When a hummingbird flew into Gil and Karen Shapiro’s Oro Valley home recently, they weren’t sure what to do next.

But eventually, a group of Golder Ranch firefighters were able to rescue the tiny bird.

It all happened on Jan. 31. The Shapiros left their front door open “a touch too long,” Gil Shapiro says. The hummingbird flew in — straight to the kitchen skylight, where it stayed for about two hours.

“It was too high and too fast for me to trap it,” Gil Shapiro said in an email. “Using a broom on a ladder to get it down would risk injury to both the bird and me.”

The couple decided to call animal control, who suggested they wait until the sun went down — when the hummingbird would no longer be attracted to the skylight.

“They provided further care instructions assuming we would eventually capture it somewhere else in the house,” Gil Shapiro says. “And that was a big assumption considering its speed and agility.”

Four Golder Ranch firefighters were able to help rescue a hummingbird from Gil Shapiro's home.

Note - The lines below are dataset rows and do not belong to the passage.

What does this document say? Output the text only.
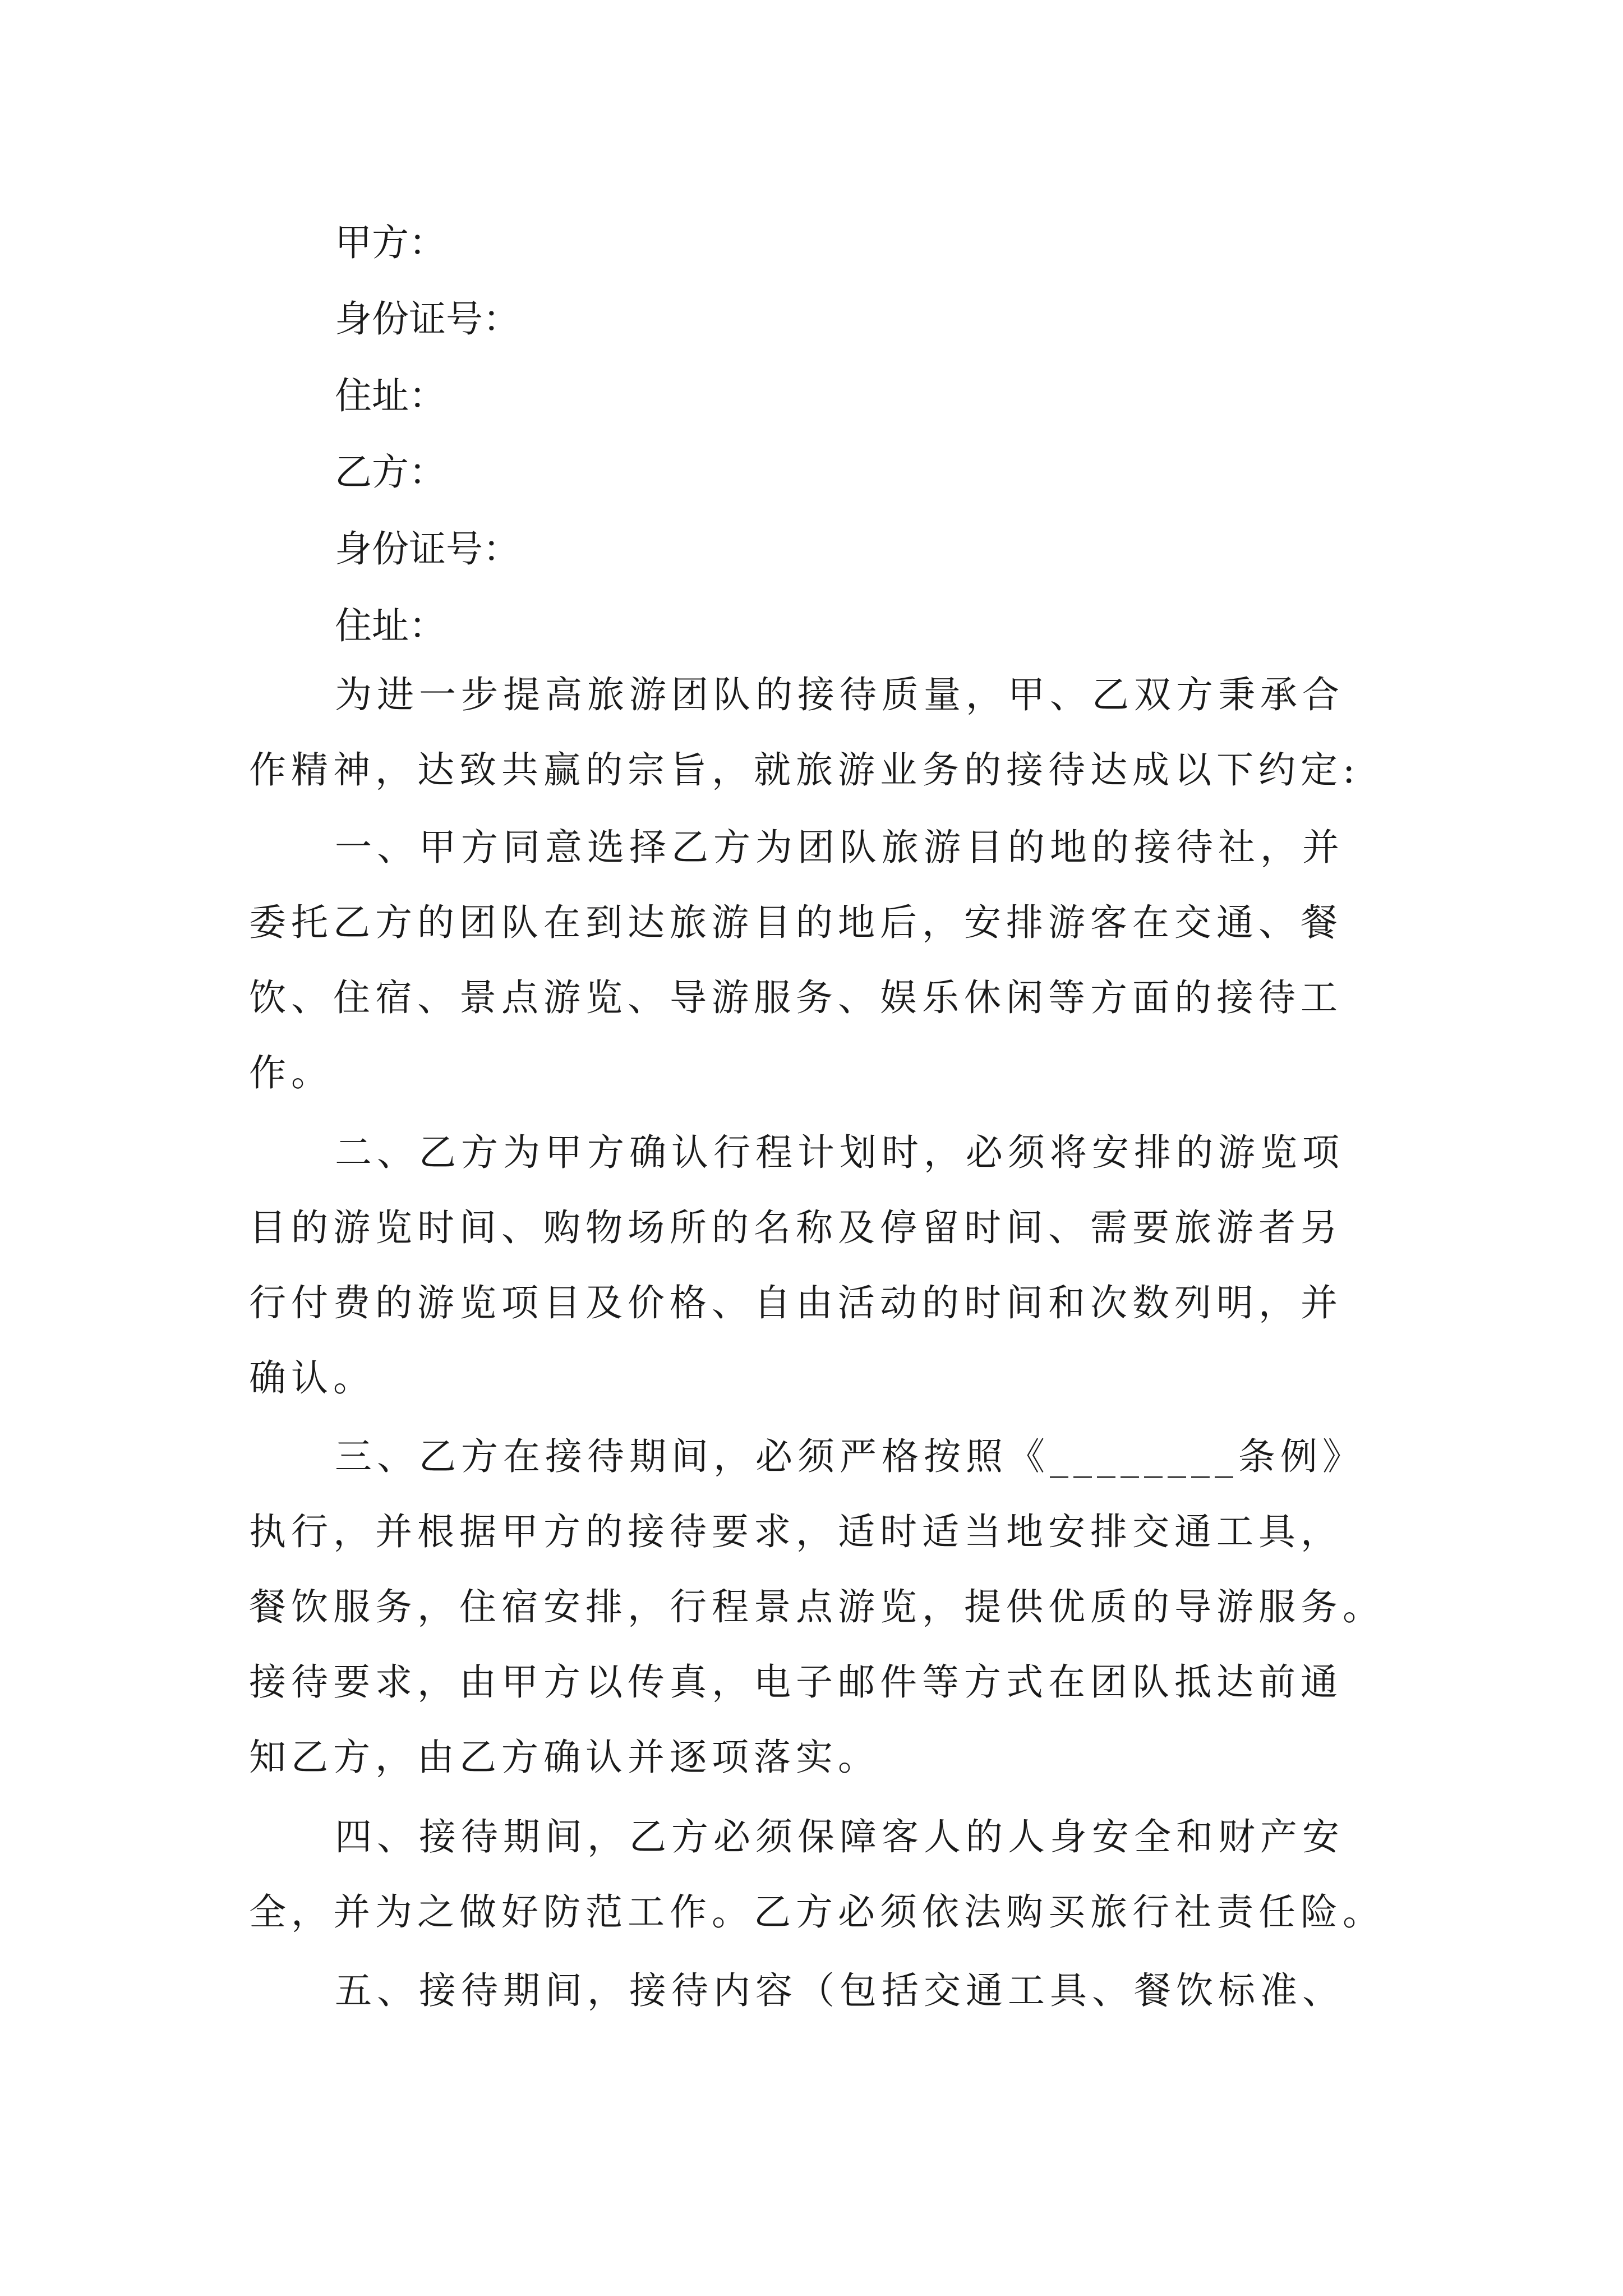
甲方：
身份证号：
住址：
乙方：
身份证号：
住址：
为进一步提高旅游团队的接待质量，甲、乙双方秉承合
作精神，达致共赢的宗旨，就旅游业务的接待达成以下约定:
一、甲方同意选择乙方为团队旅游目的地的接待社，并
委托乙方的团队在到达旅游目的地后，安排游客在交通、餐
饮、住宿、景点游览、导游服务、娱乐休闲等方面的接待工
作。
二、乙方为甲方确认行程计划时，必须将安排的游览项
目的游览时间、购物场所的名称及停留时间、需要旅游者另
行付费的游览项目及价格、自由活动的时间和次数列明，并
确认。
三、乙方在接待期间，必须严格按照《________条例》
执行，并根据甲方的接待要求，适时适当地安排交通工具，
餐饮服务，住宿安排，行程景点游览，提供优质的导游服务。
接待要求，由甲方以传真，电子邮件等方式在团队抵达前通
知乙方，由乙方确认并逐项落实。
四、接待期间，乙方必须保障客人的人身安全和财产安
全，并为之做好防范工作。乙方必须依法购买旅行社责任险。
五、接待期间，接待内容（包括交通工具、餐饮标准、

The Shapiros decided to drive to Golder Ranch Fire Station 377 to see if the firefighters might have a net hooked to a pole that they could borrow.

“To our surprise, the firemen did not hesitate a moment to come over and rescue this little guy,” Gil Shapiro says.

Firefighters had previously visited his home to remove a rattlesnake, but Gil Shapiro says: “We never thought they’d do the same for a hummingbird. These people are truly full service.”

One of the firefighters trapped the bird with his hat and put it in his hand. After making sure the bird was OK, he released it back outside.

“These masked men were then on to their next crisis,” Gil Shapiro says.